Mais je n’ai entendu qu’une fois au cours de cette émission un entrepreneur demander conseil : « Qu’est-ce que j’ai mal fait dans ma présentation ? » Et même alors, lorsque les sharks lui ont répondu, il était sur la défensive et se montrait insultant envers eux.
Si vous n’obtenez pas de deal, apprenez ce que vous avez mal fait. Alors, modifiez votre projet, changez de méthode ou bien lancez une nouvelle entreprise. Ce n’est pas la fin de votre vie si vous n’obtenez pas un deal pourri sur Shark Tank.
Demandez toujours conseil. Gardez « l’esprit du débutant ». Montrez-vous toujours curieux. Enfin…
« Si vous ne vivez pas dans le monde du choix, vous vivez dans le monde de l’excuse. » – James Altucher
10. Peu importe !
Vous venez de présenter votre produit pendant 15 minutes dans une émission de télé diffusée dans tout le pays, qui sera rediffusée au moins deux ou trois fois et qui sera écoutée une tonne de fois sur iTunes. Ce genre de publicité vous coûterait environ 1 million de dollars, voire plus.
Peu importe donc si vous avez obtenu ou pas un deal.
Ne rejetez pas la faute sur les autres. Ne cherchez pas des excuses. Cherchez des opportunités.
Assurez-vous que votre site web est prêt pour la publicité, pour l’assaut de trafic et de commandes, quelle que soit la qualité du produit et soyez reconnaissant pour la publicité gratuite. Certains entrepreneurs pleuraient lorsqu’ils n’obtenaient pas de deal.
Un entrepreneur tire avantage de toute situation et de chaque opportunité.
Les échecs sont toujours des opportunités. Mais le chemin peut être diffèrent.
De la publicité gratuite d’une valeur d’un million de dollars plus de bons conseils de la part de quelques milliardaires est une super expérience pour vous et votre entreprise. Tirez-en le maximum.

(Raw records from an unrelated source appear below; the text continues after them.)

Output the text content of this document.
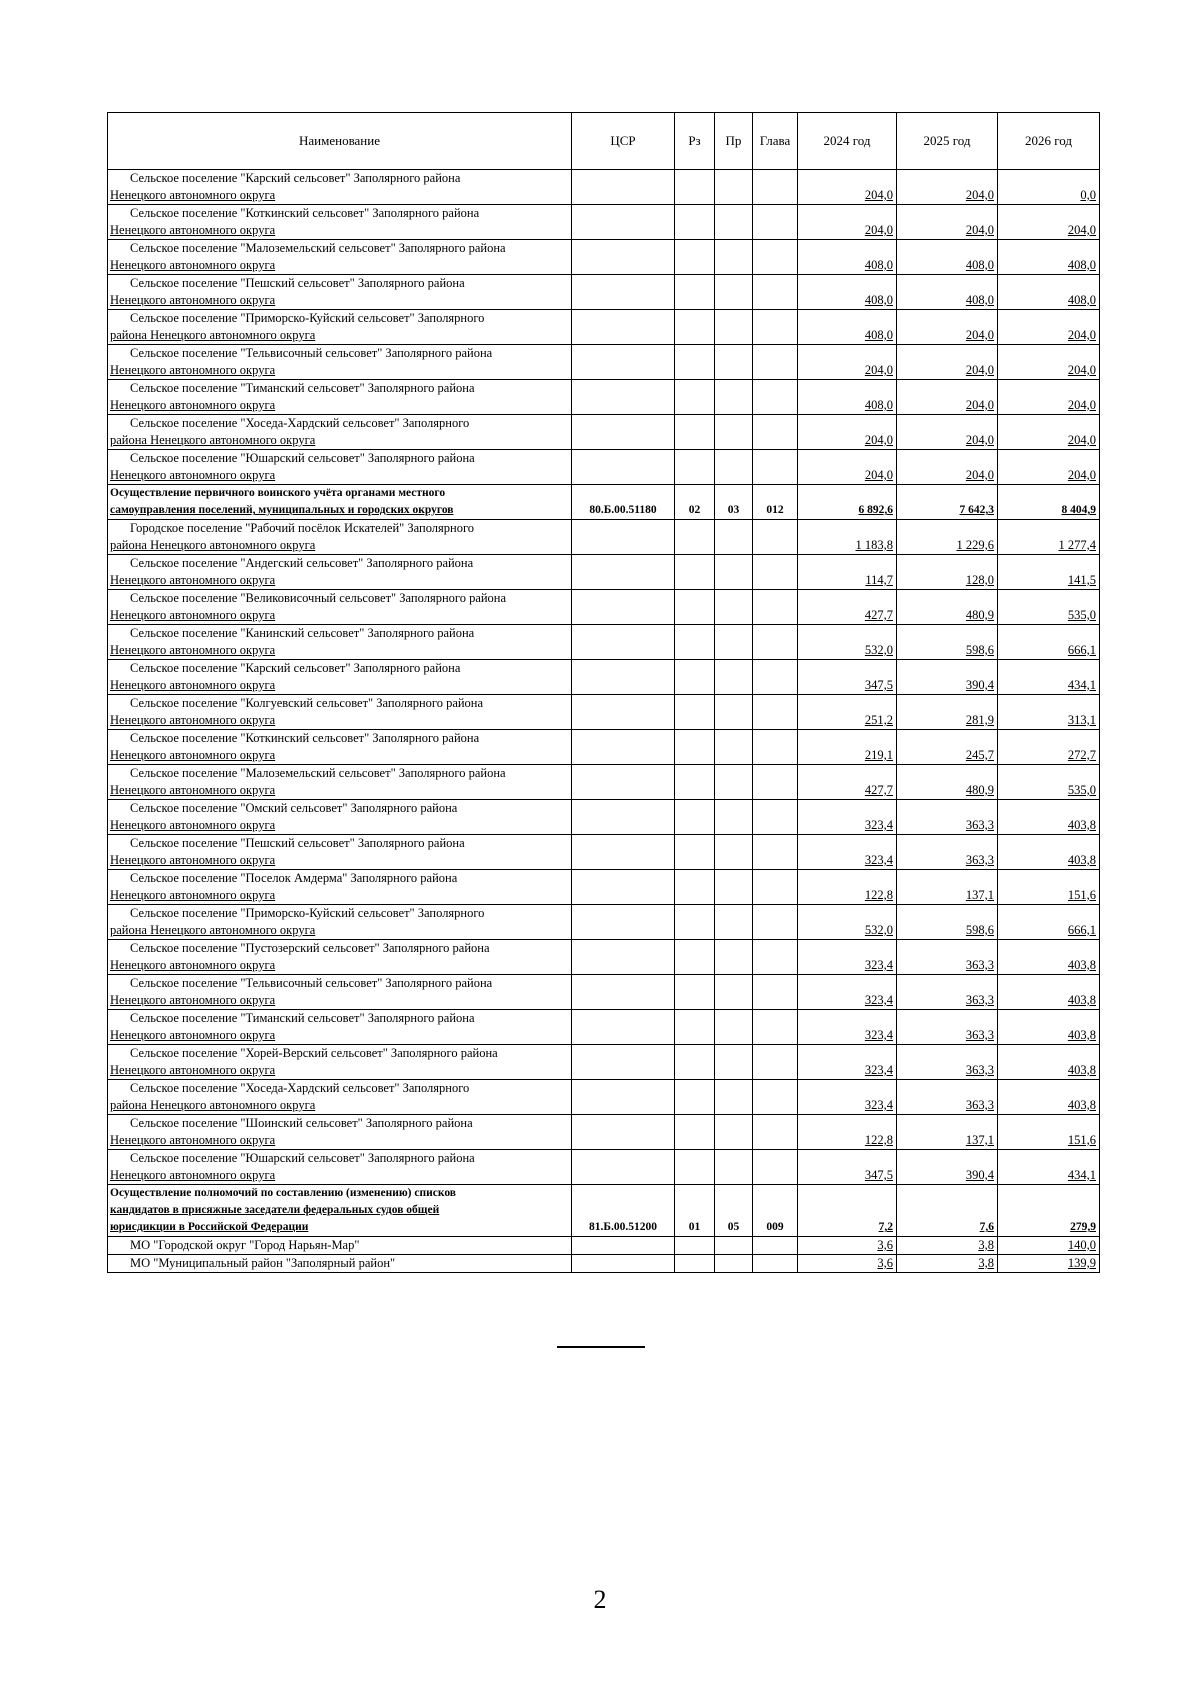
Наименование	ЦСР	Рз	Пр	Глава	2024 год	2025 год	2026 год

Сельское поселение "Карский сельсовет" Заполярного района
Ненецкого автономного округа					204,0	204,0	0,0

Сельское поселение "Коткинский сельсовет" Заполярного района
Ненецкого автономного округа					204,0	204,0	204,0

Сельское поселение "Малоземельский сельсовет" Заполярного района
Ненецкого автономного округа					408,0	408,0	408,0

Сельское поселение "Пешский сельсовет" Заполярного района
Ненецкого автономного округа					408,0	408,0	408,0

Сельское поселение "Приморско-Куйский сельсовет" Заполярного
района Ненецкого автономного округа					408,0	204,0	204,0

Сельское поселение "Тельвисочный сельсовет" Заполярного района
Ненецкого автономного округа					204,0	204,0	204,0

Сельское поселение "Тиманский сельсовет" Заполярного района
Ненецкого автономного округа					408,0	204,0	204,0

Сельское поселение "Хоседа-Хардский сельсовет" Заполярного
района Ненецкого автономного округа					204,0	204,0	204,0

Сельское поселение "Юшарский сельсовет" Заполярного района
Ненецкого автономного округа					204,0	204,0	204,0

Осуществление первичного воинского учёта органами местного
самоуправления поселений, муниципальных и городских округов	80.Б.00.51180	02	03	012	6 892,6	7 642,3	8 404,9

Городское поселение "Рабочий посёлок Искателей" Заполярного
района Ненецкого автономного округа					1 183,8	1 229,6	1 277,4

Сельское поселение "Андегский сельсовет" Заполярного района
Ненецкого автономного округа					114,7	128,0	141,5

Сельское поселение "Великовисочный сельсовет" Заполярного района
Ненецкого автономного округа					427,7	480,9	535,0

Сельское поселение "Канинский сельсовет" Заполярного района
Ненецкого автономного округа					532,0	598,6	666,1

Сельское поселение "Карский сельсовет" Заполярного района
Ненецкого автономного округа					347,5	390,4	434,1

Сельское поселение "Колгуевский сельсовет" Заполярного района
Ненецкого автономного округа					251,2	281,9	313,1

Сельское поселение "Коткинский сельсовет" Заполярного района
Ненецкого автономного округа					219,1	245,7	272,7

Сельское поселение "Малоземельский сельсовет" Заполярного района
Ненецкого автономного округа					427,7	480,9	535,0

Сельское поселение "Омский сельсовет" Заполярного района
Ненецкого автономного округа					323,4	363,3	403,8

Сельское поселение "Пешский сельсовет" Заполярного района
Ненецкого автономного округа					323,4	363,3	403,8

Сельское поселение "Поселок Амдерма" Заполярного района
Ненецкого автономного округа					122,8	137,1	151,6

Сельское поселение "Приморско-Куйский сельсовет" Заполярного
района Ненецкого автономного округа					532,0	598,6	666,1

Сельское поселение "Пустозерский сельсовет" Заполярного района
Ненецкого автономного округа					323,4	363,3	403,8

Сельское поселение "Тельвисочный сельсовет" Заполярного района
Ненецкого автономного округа					323,4	363,3	403,8

Сельское поселение "Тиманский сельсовет" Заполярного района
Ненецкого автономного округа					323,4	363,3	403,8

Сельское поселение "Хорей-Верский сельсовет" Заполярного района
Ненецкого автономного округа					323,4	363,3	403,8

Сельское поселение "Хоседа-Хардский сельсовет" Заполярного
района Ненецкого автономного округа					323,4	363,3	403,8

Сельское поселение "Шоинский сельсовет" Заполярного района
Ненецкого автономного округа					122,8	137,1	151,6

Сельское поселение "Юшарский сельсовет" Заполярного района
Ненецкого автономного округа					347,5	390,4	434,1

Осуществление полномочий по составлению (изменению) списков
кандидатов в присяжные заседатели федеральных судов общей
юрисдикции в Российской Федерации	81.Б.00.51200	01	05	009	7,2	7,6	279,9

МО "Городской округ "Город Нарьян-Мар"					3,6	3,8	140,0

МО "Муниципальный район "Заполярный район"					3,6	3,8	139,9
2
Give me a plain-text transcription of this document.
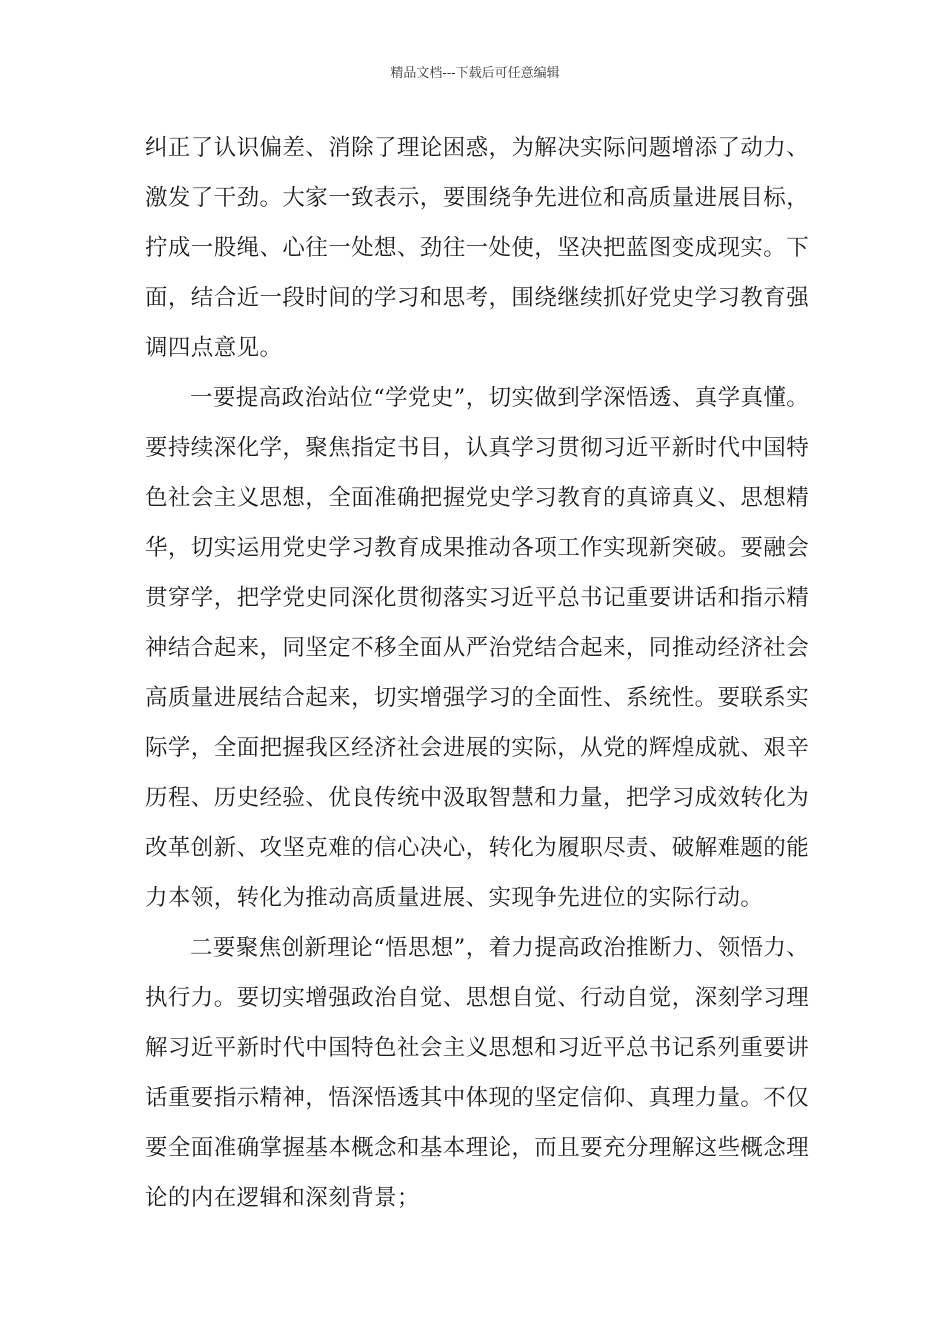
精品文档---下载后可任意编辑
纠正了认识偏差、消除了理论困惑，为解决实际问题增添了动力、
激发了干劲。大家一致表示，要围绕争先进位和高质量进展目标，
拧成一股绳、心往一处想、劲往一处使，坚决把蓝图变成现实。下
面，结合近一段时间的学习和思考，围绕继续抓好党史学习教育强
调四点意见。
一要提高政治站位“学党史”，切实做到学深悟透、真学真懂。
要持续深化学，聚焦指定书目，认真学习贯彻习近平新时代中国特
色社会主义思想，全面准确把握党史学习教育的真谛真义、思想精
华，切实运用党史学习教育成果推动各项工作实现新突破。要融会
贯穿学，把学党史同深化贯彻落实习近平总书记重要讲话和指示精
神结合起来，同坚定不移全面从严治党结合起来，同推动经济社会
高质量进展结合起来，切实增强学习的全面性、系统性。要联系实
际学，全面把握我区经济社会进展的实际，从党的辉煌成就、艰辛
历程、历史经验、优良传统中汲取智慧和力量，把学习成效转化为
改革创新、攻坚克难的信心决心，转化为履职尽责、破解难题的能
力本领，转化为推动高质量进展、实现争先进位的实际行动。
二要聚焦创新理论“悟思想”，着力提高政治推断力、领悟力、
执行力。要切实增强政治自觉、思想自觉、行动自觉，深刻学习理
解习近平新时代中国特色社会主义思想和习近平总书记系列重要讲
话重要指示精神，悟深悟透其中体现的坚定信仰、真理力量。不仅
要全面准确掌握基本概念和基本理论，而且要充分理解这些概念理
论的内在逻辑和深刻背景；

Ces dix leçons sont pour mes filles parce que je leur ai dit à la fin de notre marathon d’émissions Shark Tank que si, d’ici la semaine prochaine, elles n’avaient pas une idée à partir de laquelle elles peuvent fonder une société, alors ce serait : « Pas de cadeau de Noël cette année, ni de vacances cet été ! » – ce qui faciliterait infiniment ma vie.
C’est ma manière de faire. C’est à prendre ou à laisser.